In a (dubbed) video President Bukele appears to claim that bitcoin has a market cap of $680 billion; he suggests if 1% of this value was invested in El Salvador, it would increase his country’s GDP by 25%.

And, he adds, “bitcoin will have 10 million potential new users and the fastest growing way to transfer 6 billion dollars a year in remittances”.

Gerard says this is “gibberish”. “The ‘market cap’ of a cryptocurrency is an entirely imaginary marketing number — it’s alleged money that doesn’t exist. The remittance step fails as soon as you have to calculate conversion costs to or from cryptocurrency.”

In a Reuters report today, El Salvador’s top trade official, Miguel Kattan, said bitcoin transactions would be by choice and that “the ability to do operations with bitcoin should not spark concern”.
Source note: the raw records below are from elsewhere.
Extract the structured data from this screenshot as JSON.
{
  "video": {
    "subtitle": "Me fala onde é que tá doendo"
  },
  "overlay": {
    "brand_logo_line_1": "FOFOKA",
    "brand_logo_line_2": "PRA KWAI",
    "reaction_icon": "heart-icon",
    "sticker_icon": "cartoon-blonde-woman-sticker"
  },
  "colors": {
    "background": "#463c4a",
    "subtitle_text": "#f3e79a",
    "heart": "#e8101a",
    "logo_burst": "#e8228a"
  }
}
But Siobhan Morden, head of Latin America fixed income strategy at Amherst Pierpoint Securities, told Reuters that recent tweets from Bukele indicating bitcoin could be legal tender could complicate IMF discussions.

"This may just reflect a long-term initiative or maybe even just a flashy PR tactic; however it shows lack of coordination with impulsive announcements that contradict a cohesive economic plan.”

Crisis money not evenly shared

The El Salvadoran economy is certainly under strain, exacerbated by COVID-19. By increasing the amount of US dollars in circulation, the US Federal Reserve has helped hold the US economy together.

But El Salvadoran citizens haven’t received the same support and look to be part-paying the price of weakened dollar buying power.

Meanwhile, President Bukele is encouraging crypto professionals to move to the country. “Great weather, world-class surfing beaches,” he tweeted. “No capital gains tax for bitcoin, since it will be a legal currency… Immediate permanent residence for crypto entrepreneurs.”

There will no doubt be some great views thrown in too. But how long will the good vibes last in a country that’s and led by a media-savvy authoritarian President and is extremely compromised economically? US-resident Salvadorans sent more than $5.6 billion in remittances in 2019. Bitcoin is probably not the answer.